Snap Plunges, And There Goes Social Media’s Online Ad Biz

Investors know that the world doesn’t click for online advertisers right now. In a split second on Monday night, they grasped how dire the situation could be.

Nearly every major player in the sector reported a significant slowdown in ad revenue growth during the recent first-quarter earnings season. All but one actually overlooked Wall Street’s targets for that category. Then, in a surprise announcement, Snap Inc.,

SNAP -43.08%

Snapchat’s parent company, said in a filing Monday afternoon that adjusted revenue and earnings for the second quarter will be lower than the range the company expected a month ago.

Snap’s online advertising business is a fraction of the size of Google, Facebook or even Amazon‘S

AMZN -3.21%

. Still, it’s an ominous note that sounds almost halfway through the second quarter from a company that has never issued a revenue warning before.

In a presentation at an investment conference that brought filings to a halt, Evan Spiegel, Snap CEO, said that “the macroeconomic environment has certainly deteriorated more and faster than we do. expectations.” He also noted that the company will be taking steps like “changing some of our hiring pace.” In an email to employees the same day, shared by sources, Mr. Spiegel added that managers at the company “have been asked to review spending to find cost savings.” additional”.

Shares of Snap fell 43% on Tuesday following Monday’s revelations. Facebook’s parent Meta platform fell 7% on Tuesday on the news, while shares of Pinterest fell 23%. Shares of Alphabet and Google’s parent Twitter fell 5%. Even Amazon, which is just beginning to reveal the size of an online advertising business that now generates nearly $33 billion in annual revenue, saw its stock drop 3% after the warning. by Snap.

Just how bad is it out there? One of Spiegel’s only reassuring revelations is that sales are still growing year over year. Since the forecast for the second quarter is 20% to 25% growth, that leaves a lot of upside. Since it became a public company, Snap’s slowest quarterly growth on record was 17%, witnessed at the start of the Covid-19 pandemic in 2020. The lack of any concrete guidance New bodies show that things could be even worse than that — or at least they have the potential to be.

It’s impossible to know for sure what Snap’s woes mean for other players in the advertising space. Mr.
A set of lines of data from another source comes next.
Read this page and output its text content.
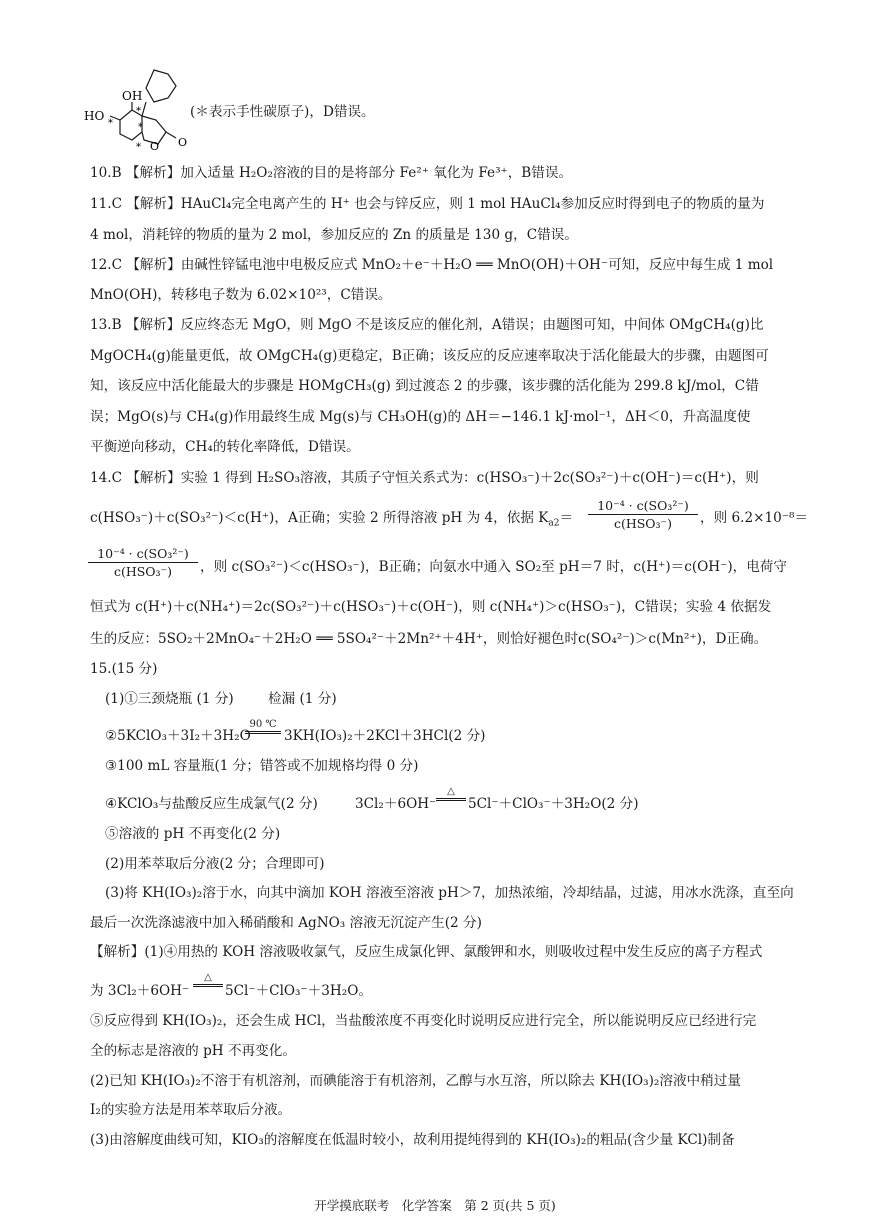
HO
OH
O O
*
*
*
*
(＊表示手性碳原子)，D错误。
10.B 【解析】加入适量 H₂O₂溶液的目的是将部分 Fe²⁺ 氧化为 Fe³⁺，B错误。
11.C 【解析】HAuCl₄完全电离产生的 H⁺ 也会与锌反应，则 1 mol HAuCl₄参加反应时得到电子的物质的量为
4 mol，消耗锌的物质的量为 2 mol，参加反应的 Zn 的质量是 130 g，C错误。
12.C 【解析】由碱性锌锰电池中电极反应式 MnO₂＋e⁻＋H₂O ══ MnO(OH)＋OH⁻可知，反应中每生成 1 mol
MnO(OH)，转移电子数为 6.02×10²³，C错误。
13.B 【解析】反应终态无 MgO，则 MgO 不是该反应的催化剂，A错误；由题图可知，中间体 OMgCH₄(g)比
MgOCH₄(g)能量更低，故 OMgCH₄(g)更稳定，B正确；该反应的反应速率取决于活化能最大的步骤，由题图可
知，该反应中活化能最大的步骤是 HOMgCH₃(g) 到过渡态 2 的步骤，该步骤的活化能为 299.8 kJ/mol，C错
误；MgO(s)与 CH₄(g)作用最终生成 Mg(s)与 CH₃OH(g)的 ΔH＝−146.1 kJ·mol⁻¹，ΔH＜0，升高温度使
平衡逆向移动，CH₄的转化率降低，D错误。
14.C 【解析】实验 1 得到 H₂SO₃溶液，其质子守恒关系式为：c(HSO₃⁻)＋2c(SO₃²⁻)＋c(OH⁻)＝c(H⁺)，则
c(HSO₃⁻)＋c(SO₃²⁻)＜c(H⁺)，A正确；实验 2 所得溶液 pH 为 4，依据 $K_{a2}=$
10⁻⁴ · c(SO₃²⁻)
c(HSO₃⁻)	，则 6.2×10⁻⁸＝
10⁻⁴ · c(SO₃²⁻)
c(HSO₃⁻)	，则 c(SO₃²⁻)＜c(HSO₃⁻)，B正确；向氨水中通入 SO₂至 pH＝7 时，c(H⁺)＝c(OH⁻)，电荷守
恒式为 c(H⁺)＋c(NH₄⁺)＝2c(SO₃²⁻)＋c(HSO₃⁻)＋c(OH⁻)，则 c(NH₄⁺)＞c(HSO₃⁻)，C错误；实验 4 依据发
生的反应：5SO₂＋2MnO₄⁻＋2H₂O ══ 5SO₄²⁻＋2Mn²⁺＋4H⁺，则恰好褪色时c(SO₄²⁻)＞c(Mn²⁺)，D正确。
15.(15 分)
(1)①三颈烧瓶 (1 分)	检漏 (1 分)
②5KClO₃＋3I₂＋3H₂O
90 ℃
3KH(IO₃)₂＋2KCl＋3HCl(2 分)
③100 mL 容量瓶(1 分；错答或不加规格均得 0 分)
④KClO₃与盐酸反应生成氯气(2 分)	3Cl₂＋6OH⁻
△
5Cl⁻＋ClO₃⁻＋3H₂O(2 分)
⑤溶液的 pH 不再变化(2 分)
(2)用苯萃取后分液(2 分；合理即可)
(3)将 KH(IO₃)₂溶于水，向其中滴加 KOH 溶液至溶液 pH＞7，加热浓缩，冷却结晶，过滤，用冰水洗涤，直至向
最后一次洗涤滤液中加入稀硝酸和 AgNO₃ 溶液无沉淀产生(2 分)
【解析】(1)④用热的 KOH 溶液吸收氯气，反应生成氯化钾、氯酸钾和水，则吸收过程中发生反应的离子方程式
为 3Cl₂＋6OH⁻
△
5Cl⁻＋ClO₃⁻＋3H₂O。
⑤反应得到 KH(IO₃)₂，还会生成 HCl，当盐酸浓度不再变化时说明反应进行完全，所以能说明反应已经进行完
全的标志是溶液的 pH 不再变化。
(2)已知 KH(IO₃)₂不溶于有机溶剂，而碘能溶于有机溶剂，乙醇与水互溶，所以除去 KH(IO₃)₂溶液中稍过量
I₂的实验方法是用苯萃取后分液。
(3)由溶解度曲线可知，KIO₃的溶解度在低温时较小，故利用提纯得到的 KH(IO₃)₂的粗品(含少量 KCl)制备
开学摸底联考　化学答案　第 2 页(共 5 页)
Spiegel’s email to employees only highlighted macroeconomic and industry-wide factors that should, in theory, also influence them. “Like many other companies, we continue to face rising inflation and interest rates, supply chain shortages and labor disruptions, fundamental policy changes, the impact of the war in the region,” he wrote. Ukraine, etc.” None of those elements are Snap-specific.
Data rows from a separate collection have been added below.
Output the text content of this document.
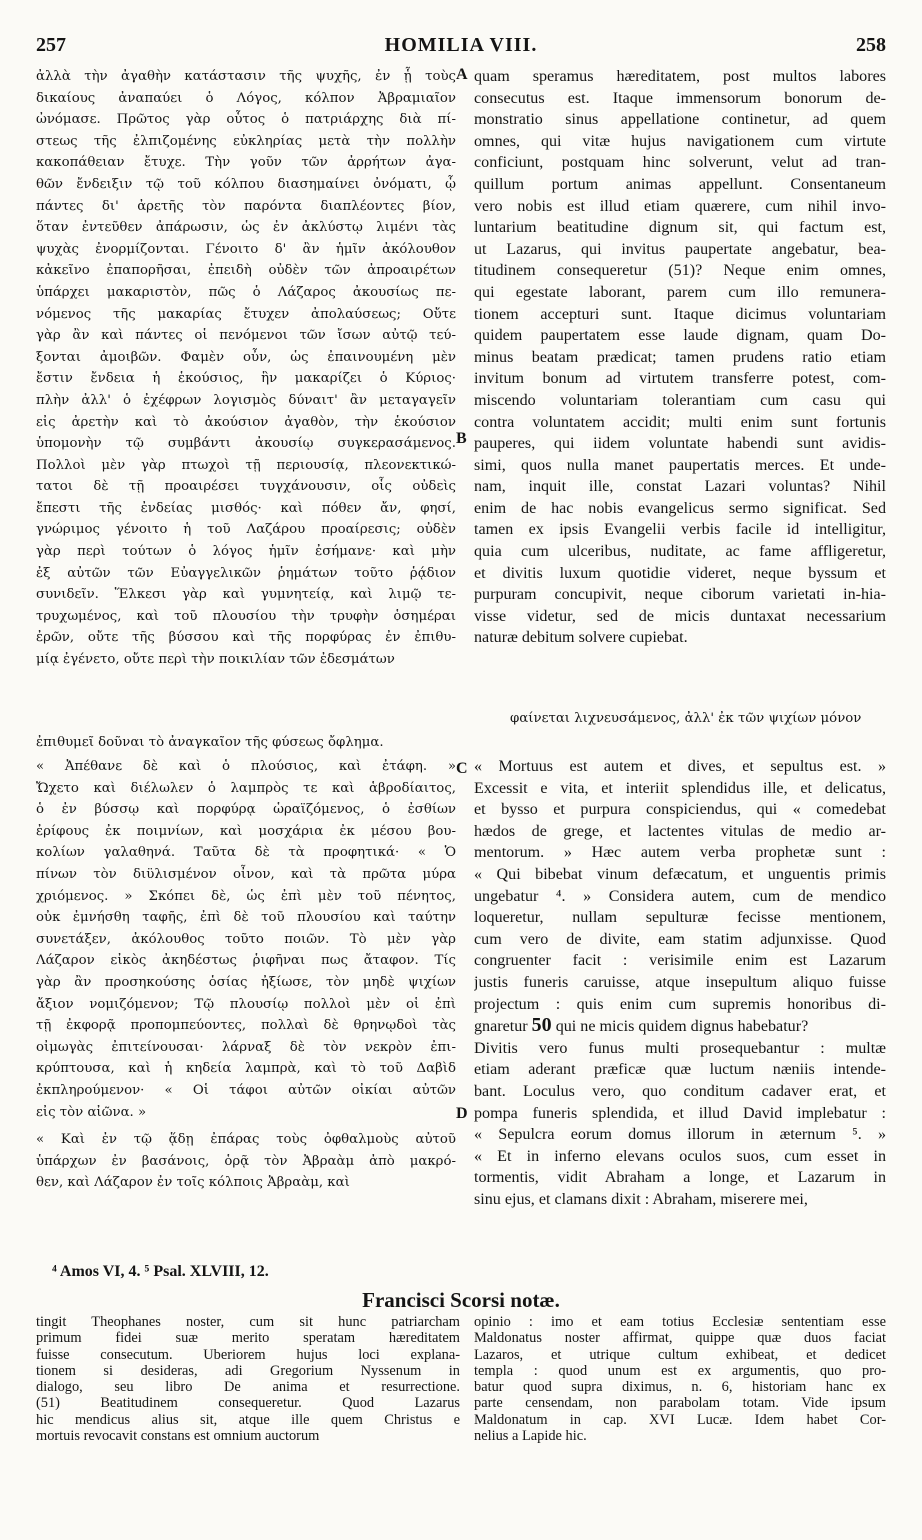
257	HOMILIA VIII.	258
ἀλλὰ τὴν ἀγαθὴν κατάστασιν τῆς ψυχῆς, ἐν ᾗ τοὺς
δικαίους ἀναπαύει ὁ Λόγος, κόλπον Ἀβραμιαῖον
ὠνόμασε. Πρῶτος γὰρ οὗτος ὁ πατριάρχης διὰ πί-
στεως τῆς ἐλπιζομένης εὐκληρίας μετὰ τὴν πολλὴν
κακοπάθειαν ἔτυχε. Τὴν γοῦν τῶν ἀρρήτων ἀγα-
θῶν ἔνδειξιν τῷ τοῦ κόλπου διασημαίνει ὀνόματι, ᾧ
πάντες δι' ἀρετῆς τὸν παρόντα διαπλέοντες βίον,
ὅταν ἐντεῦθεν ἀπάρωσιν, ὡς ἐν ἀκλύστῳ λιμένι τὰς
ψυχὰς ἐνορμίζονται. Γένοιτο δ' ἂν ἡμῖν ἀκόλουθον
κἀκεῖνο ἐπαπορῆσαι, ἐπειδὴ οὐδὲν τῶν ἀπροαιρέτων
ὑπάρχει μακαριστὸν, πῶς ὁ Λάζαρος ἀκουσίως πε-
νόμενος τῆς μακαρίας ἔτυχεν ἀπολαύσεως; Οὔτε
γὰρ ἂν καὶ πάντες οἱ πενόμενοι τῶν ἴσων αὐτῷ τεύ-
ξονται ἀμοιβῶν. Φαμὲν οὖν, ὡς ἐπαινουμένη μὲν
ἔστιν ἔνδεια ἡ ἑκούσιος, ἣν μακαρίζει ὁ Κύριος·
πλὴν ἀλλ' ὁ ἐχέφρων λογισμὸς δύναιτ' ἂν μεταγαγεῖν
εἰς ἀρετὴν καὶ τὸ ἀκούσιον ἀγαθὸν, τὴν ἑκούσιον
ὑπομονὴν τῷ συμβάντι ἀκουσίῳ συγκερασάμενος.
Πολλοὶ μὲν γὰρ πτωχοὶ τῇ περιουσίᾳ, πλεονεκτικώ-
τατοι δὲ τῇ προαιρέσει τυγχάνουσιν, οἷς οὐδεὶς
ἔπεστι τῆς ἐνδείας μισθός· καὶ πόθεν ἄν, φησί,
γνώριμος γένοιτο ἡ τοῦ Λαζάρου προαίρεσις; οὐδὲν
γὰρ περὶ τούτων ὁ λόγος ἡμῖν ἐσήμανε· καὶ μὴν
ἐξ αὐτῶν τῶν Εὐαγγελικῶν ῥημάτων τοῦτο ῥᾴδιον
συνιδεῖν. Ἕλκεσι γὰρ καὶ γυμνητείᾳ, καὶ λιμῷ τε-
τρυχωμένος, καὶ τοῦ πλουσίου τὴν τρυφὴν ὁσημέραι
ἐρῶν, οὔτε τῆς βύσσου καὶ τῆς πορφύρας ἐν ἐπιθυ-
μίᾳ ἐγένετο, οὔτε περὶ τὴν ποικιλίαν τῶν ἐδεσμάτων
« Ἀπέθανε δὲ καὶ ὁ πλούσιος, καὶ ἐτάφη. »
Ὤχετο καὶ διέλωλεν ὁ λαμπρὸς τε καὶ ἁβροδίαιτος,
ὁ ἐν βύσσῳ καὶ πορφύρᾳ ὡραϊζόμενος, ὁ ἐσθίων
ἐρίφους ἐκ ποιμνίων, καὶ μοσχάρια ἐκ μέσου βου-
κολίων γαλαθηνά. Ταῦτα δὲ τὰ προφητικά· « Ὁ
πίνων τὸν διϋλισμένον οἶνον, καὶ τὰ πρῶτα μύρα
χριόμενος. » Σκόπει δὲ, ὡς ἐπὶ μὲν τοῦ πένητος,
οὐκ ἐμνήσθη ταφῆς, ἐπὶ δὲ τοῦ πλουσίου καὶ ταύτην
συνετάξεν, ἀκόλουθος τοῦτο ποιῶν. Τὸ μὲν γὰρ
Λάζαρον εἰκὸς ἀκηδέστως ῥιφῆναι πως ἄταφον. Τίς
γὰρ ἂν προσηκούσης ὁσίας ἠξίωσε, τὸν μηδὲ ψιχίων
ἄξιον νομιζόμενον; Τῷ πλουσίῳ πολλοὶ μὲν οἱ ἐπὶ
τῇ ἐκφορᾷ προπομπεύοντες, πολλαὶ δὲ θρηνῳδοὶ τὰς
οἰμωγὰς ἐπιτείνουσαι· λάρναξ δὲ τὸν νεκρὸν ἐπι-
κρύπτουσα, καὶ ἡ κηδεία λαμπρὰ, καὶ τὸ τοῦ Δαβὶδ
ἐκπληρούμενον· « Οἱ τάφοι αὐτῶν οἰκίαι αὐτῶν
εἰς τὸν αἰῶνα. »
« Καὶ ἐν τῷ ᾅδῃ ἐπάρας τοὺς ὀφθαλμοὺς αὐτοῦ
ὑπάρχων ἐν βασάνοις, ὁρᾷ τὸν Ἀβραὰμ ἀπὸ μακρό-
θεν, καὶ Λάζαρον ἐν τοῖς κόλποις Ἀβραὰμ, καὶ
quam speramus hæreditatem, post multos labores
consecutus est. Itaque immensorum bonorum de-
monstratio sinus appellatione continetur, ad quem
omnes, qui vitæ hujus navigationem cum virtute
conficiunt, postquam hinc solverunt, velut ad tran-
quillum portum animas appellunt. Consentaneum
vero nobis est illud etiam quærere, cum nihil invo-
luntarium beatitudine dignum sit, qui factum est,
ut Lazarus, qui invitus paupertate angebatur, bea-
titudinem consequeretur (51)? Neque enim omnes,
qui egestate laborant, parem cum illo remunera-
tionem accepturi sunt. Itaque dicimus voluntariam
quidem paupertatem esse laude dignam, quam Do-
minus beatam prædicat; tamen prudens ratio etiam
invitum bonum ad virtutem transferre potest, com-
miscendo voluntariam tolerantiam cum casu qui
contra voluntatem accidit; multi enim sunt fortunis
pauperes, qui iidem voluntate habendi sunt avidis-
simi, quos nulla manet paupertatis merces. Et unde-
nam, inquit ille, constat Lazari voluntas? Nihil
enim de hac nobis evangelicus sermo significat. Sed
tamen ex ipsis Evangelii verbis facile id intelligitur,
quia cum ulceribus, nuditate, ac fame affligeretur,
et divitis luxum quotidie videret, neque byssum et
purpuram concupivit, neque ciborum varietati in-hia-
visse videtur, sed de micis duntaxat necessarium
naturæ debitum solvere cupiebat.
« Mortuus est autem et dives, et sepultus est. »
Excessit e vita, et interiit splendidus ille, et delicatus,
et bysso et purpura conspiciendus, qui « comedebat
hædos de grege, et lactentes vitulas de medio ar-
mentorum. » Hæc autem verba prophetæ sunt :
« Qui bibebat vinum defæcatum, et unguentis primis
ungebatur ⁴. » Considera autem, cum de mendico
loqueretur, nullam sepulturæ fecisse mentionem,
cum vero de divite, eam statim adjunxisse. Quod
congruenter facit : verisimile enim est Lazarum
justis funeris caruisse, atque insepultum aliquo fuisse
projectum : quis enim cum supremis honoribus di-
gnaretur 50 qui ne micis quidem dignus habebatur?
Divitis vero funus multi prosequebantur : multæ
etiam aderant præficæ quæ luctum næniis intende-
bant. Loculus vero, quo conditum cadaver erat, et
pompa funeris splendida, et illud David implebatur :
« Sepulcra eorum domus illorum in æternum ⁵. »
« Et in inferno elevans oculos suos, cum esset in
tormentis, vidit Abraham a longe, et Lazarum in
sinu ejus, et clamans dixit : Abraham, miserere mei,
A
B
C
D
ἐπιθυμεῖ δοῦναι τὸ ἀναγκαῖον τῆς φύσεως ὄφλημα.
φαίνεται λιχνευσάμενος, ἀλλ' ἐκ τῶν ψιχίων μόνον
⁴ Amos VI, 4. ⁵ Psal. XLVIII, 12.
Francisci Scorsi notæ.
tingit Theophanes noster, cum sit hunc patriarcham
primum fidei suæ merito speratam hæreditatem
fuisse consecutum. Uberiorem hujus loci explana-
tionem si desideras, adi Gregorium Nyssenum in
dialogo, seu libro De anima et resurrectione.
(51) Beatitudinem consequeretur. Quod Lazarus
hic mendicus alius sit, atque ille quem Christus e
mortuis revocavit constans est omnium auctorum
opinio : imo et eam totius Ecclesiæ sententiam esse
Maldonatus noster affirmat, quippe quæ duos faciat
Lazaros, et utrique cultum exhibeat, et dedicet
templa : quod unum est ex argumentis, quo pro-
batur quod supra diximus, n. 6, historiam hanc ex
parte censendam, non parabolam totam. Vide ipsum
Maldonatum in cap. XVI Lucæ. Idem habet Cor-
nelius a Lapide hic.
In a note Monday night, Evercore ISI analyst Mark Mahaney said that the macroeconomic factors Snap cited should be relevant for all companies with advertising backgrounds, though he said Snap’s significant exposure in Europe (estimated at 15% of its advertising revenue) and brand advertising (estimated at 40% to 45% of its revenue) will be particularly negative for Meta, due to Facebook’s significant exposure in Europe and to Twitter, considering that the majority of its advertising revenue comes from brand advertising.
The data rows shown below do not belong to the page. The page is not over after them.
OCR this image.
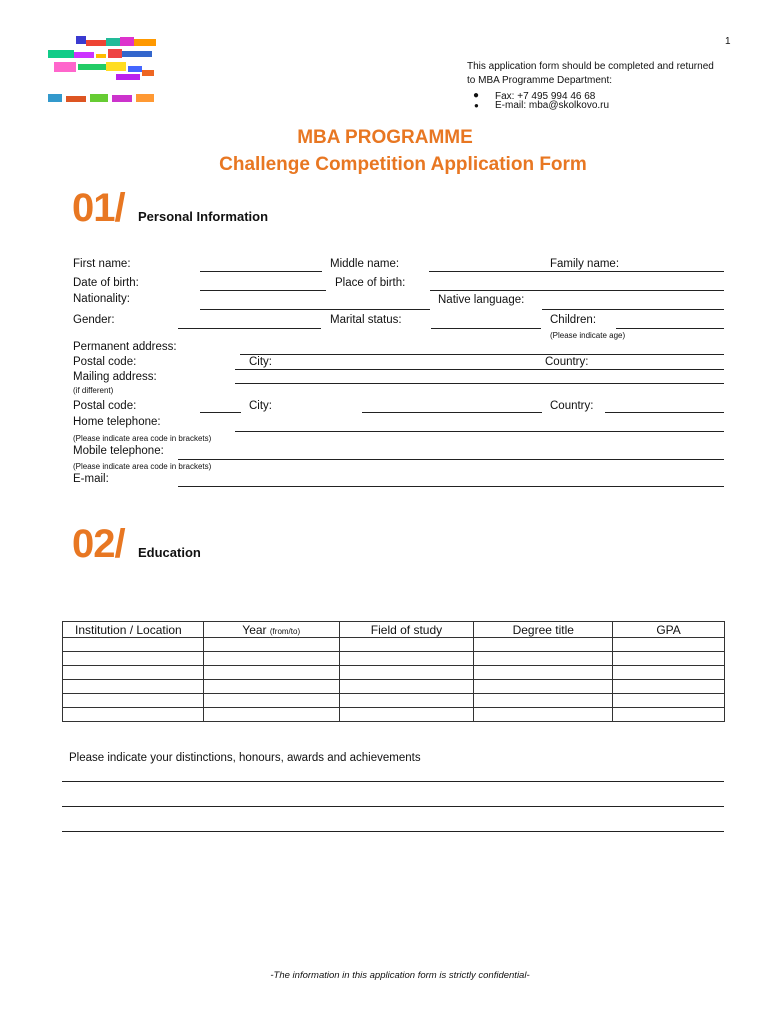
1
This application form should be completed and returned
to MBA Programme Department:
● Fax: +7 495 994 46 68
● E-mail: mba@skolkovo.ru
MBA PROGRAMME
Challenge Competition Application Form
01/ Personal Information
First name:	Middle name:	Family name:
Date of birth:	Place of birth:
Nationality:	Native language:
Gender:	Marital status:	Children:
(Please indicate age)
Permanent address:
Postal code:	City:	Country:
Mailing address:
(if different)
Postal code:	City:	Country:
Home telephone:
(Please indicate area code in brackets)
Mobile telephone:
(Please indicate area code in brackets)
E-mail:
02/ Education
Institution / Location	Year (from/to)	Field of study	Degree title	GPA

Please indicate your distinctions, honours, awards and achievements
-The information in this application form is strictly confidential-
Unlike direct response advertising, which aims to attract an immediate click or conversion, brand advertising aims to drive brand awareness more passively and is therefore often more cyclical. He also noted that Google’s ad revenue structure is similar to Facebook’s, favoring direct response ads rather than brands.

No other social media platform appeared at the same investor conference, although Bill Ready, the head of Google’s commerce business, will deliver a keynote Wednesday morning. Google never gives revenue forecasts. But if other online advertising companies start to issue similar cautions, things could still get worse.